Ex-Con In Jail For Seven Years Elected Mayor of Bridgeport, CT

Bridgeport, Conn., Mayor Joseph Ganim arrives at U.S. District Court …
AP Photo/Bob Child

Voters in Bridgeport, Connecticut elected as their next mayor an ex-convict who spent seven years in federal prison after being convicted on 16 corruption charges.

Democrat Joe Ganim, 56, had served as mayor of Bridgeport – the state’s largest city – 12 years ago, from 1991 to 2003, when he resigned after being convicted of accepting hundreds of thousands of dollars from individuals and companies in exchange for sending city contracts in their direction, the New York Times reports.

Since he was released from prison five years ago, Ganim has worked as a legal assistant at his family’s law firm in Bridgeport, though he has not been able to have his law license restored.

Ganim defeated Mary Jane Foster, a University of Bridgeport administrator who lost in the Democrat primary but filed a petition to get on the ballot.

According to the Associated Press, Ganim released a public apology for his actions earlier this year. His campaign was driven largely by nostalgia for “the good old days” when Bridgeport had lower taxes and safer streets.

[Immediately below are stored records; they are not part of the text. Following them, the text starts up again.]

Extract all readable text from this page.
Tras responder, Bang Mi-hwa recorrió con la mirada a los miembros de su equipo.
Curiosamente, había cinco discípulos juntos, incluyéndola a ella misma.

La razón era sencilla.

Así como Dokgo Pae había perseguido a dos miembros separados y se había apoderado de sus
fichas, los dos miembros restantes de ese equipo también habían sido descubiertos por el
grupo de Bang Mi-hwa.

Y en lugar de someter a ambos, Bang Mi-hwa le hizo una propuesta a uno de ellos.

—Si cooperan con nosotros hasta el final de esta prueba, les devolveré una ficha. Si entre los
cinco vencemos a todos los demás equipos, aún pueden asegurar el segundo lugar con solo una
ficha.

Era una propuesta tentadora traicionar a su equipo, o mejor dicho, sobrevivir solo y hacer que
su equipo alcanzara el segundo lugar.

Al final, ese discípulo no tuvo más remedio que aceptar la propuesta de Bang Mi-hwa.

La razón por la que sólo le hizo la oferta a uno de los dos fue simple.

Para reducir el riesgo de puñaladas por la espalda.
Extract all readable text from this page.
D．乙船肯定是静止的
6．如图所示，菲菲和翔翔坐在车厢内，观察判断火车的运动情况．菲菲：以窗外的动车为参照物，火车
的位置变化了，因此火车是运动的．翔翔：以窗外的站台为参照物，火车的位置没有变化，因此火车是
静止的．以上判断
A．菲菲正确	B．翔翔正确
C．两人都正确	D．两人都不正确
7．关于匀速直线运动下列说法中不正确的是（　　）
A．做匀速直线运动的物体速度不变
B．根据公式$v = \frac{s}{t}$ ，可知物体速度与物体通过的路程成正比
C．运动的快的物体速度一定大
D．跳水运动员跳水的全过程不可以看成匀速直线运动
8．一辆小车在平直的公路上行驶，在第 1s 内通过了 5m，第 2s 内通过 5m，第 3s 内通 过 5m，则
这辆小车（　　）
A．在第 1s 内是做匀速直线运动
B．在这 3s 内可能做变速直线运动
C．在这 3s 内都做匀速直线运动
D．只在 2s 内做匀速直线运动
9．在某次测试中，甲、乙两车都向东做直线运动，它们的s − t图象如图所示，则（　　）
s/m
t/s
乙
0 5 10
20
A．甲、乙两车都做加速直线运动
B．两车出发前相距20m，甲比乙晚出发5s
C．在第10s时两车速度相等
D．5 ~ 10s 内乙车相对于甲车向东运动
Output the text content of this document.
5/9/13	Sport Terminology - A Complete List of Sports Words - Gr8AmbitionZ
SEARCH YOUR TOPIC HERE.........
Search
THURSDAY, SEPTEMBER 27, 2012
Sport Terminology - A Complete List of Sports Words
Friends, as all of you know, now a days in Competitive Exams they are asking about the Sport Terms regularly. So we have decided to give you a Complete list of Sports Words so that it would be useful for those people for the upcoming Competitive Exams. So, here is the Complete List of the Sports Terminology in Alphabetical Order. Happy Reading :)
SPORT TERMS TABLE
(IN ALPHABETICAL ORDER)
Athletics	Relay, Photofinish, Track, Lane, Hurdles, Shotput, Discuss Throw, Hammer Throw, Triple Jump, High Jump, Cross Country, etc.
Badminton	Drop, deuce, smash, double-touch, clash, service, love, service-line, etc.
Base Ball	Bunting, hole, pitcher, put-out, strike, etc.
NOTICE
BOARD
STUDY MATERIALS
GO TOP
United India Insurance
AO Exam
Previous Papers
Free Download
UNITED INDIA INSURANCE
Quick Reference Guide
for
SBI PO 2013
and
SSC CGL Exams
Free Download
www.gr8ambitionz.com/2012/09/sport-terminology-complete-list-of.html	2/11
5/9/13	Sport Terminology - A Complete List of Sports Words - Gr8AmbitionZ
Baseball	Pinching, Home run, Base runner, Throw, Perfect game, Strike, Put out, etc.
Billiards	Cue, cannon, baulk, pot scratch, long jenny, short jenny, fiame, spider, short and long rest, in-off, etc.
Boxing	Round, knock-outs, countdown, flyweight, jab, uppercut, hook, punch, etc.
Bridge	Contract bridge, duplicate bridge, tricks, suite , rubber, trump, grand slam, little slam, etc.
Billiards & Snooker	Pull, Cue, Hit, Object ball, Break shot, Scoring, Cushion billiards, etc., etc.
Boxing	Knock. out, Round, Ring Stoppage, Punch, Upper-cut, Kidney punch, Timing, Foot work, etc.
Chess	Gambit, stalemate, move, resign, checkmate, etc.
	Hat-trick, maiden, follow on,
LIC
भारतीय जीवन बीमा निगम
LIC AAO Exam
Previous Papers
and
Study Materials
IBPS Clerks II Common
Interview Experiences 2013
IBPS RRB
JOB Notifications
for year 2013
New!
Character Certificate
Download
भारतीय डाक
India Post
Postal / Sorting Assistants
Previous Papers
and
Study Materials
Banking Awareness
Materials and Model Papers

“Tonight, we not only made history, but we defined a new course for this great city,” Ganim said during his victory speech. “Of course, there’s an element of redemption in all of this.”

Eddie Moro, a security employee in the public school system, said he has no problem with Ganim’s criminal record.

“He didn’t kill nobody,” he said. “He didn’t rape nobody.”

“It’s not that Ganim is such an engaging rogue,” writes managing editor of the Journal Inquirer Chris Powell. “It’s that Bridgeport is such a morass of poverty, welfare, drugs, crime, and political patronage that people are so demoralized or so corrupted themselves that corruption even on Ganim’s scale doesn’t bother them.”

Powell added:

Some Bridgeport voters said, “Ganim didn’t steal from us,” not understanding that the city policy he sold to contractors had indeed been theirs. That many Bridgeport voters considered Ganim a better mayor than his successors only emphasized the city’s decline and the comprehensive failure of Connecticut’s urban policy, which has done no more than feed the government class while worsening the poverty it supposedly was alleviating.

Registered Democrats in Bridgeport number about 42,000, followed by 15, 400 unaffiliated voters and 3,600 Republicans.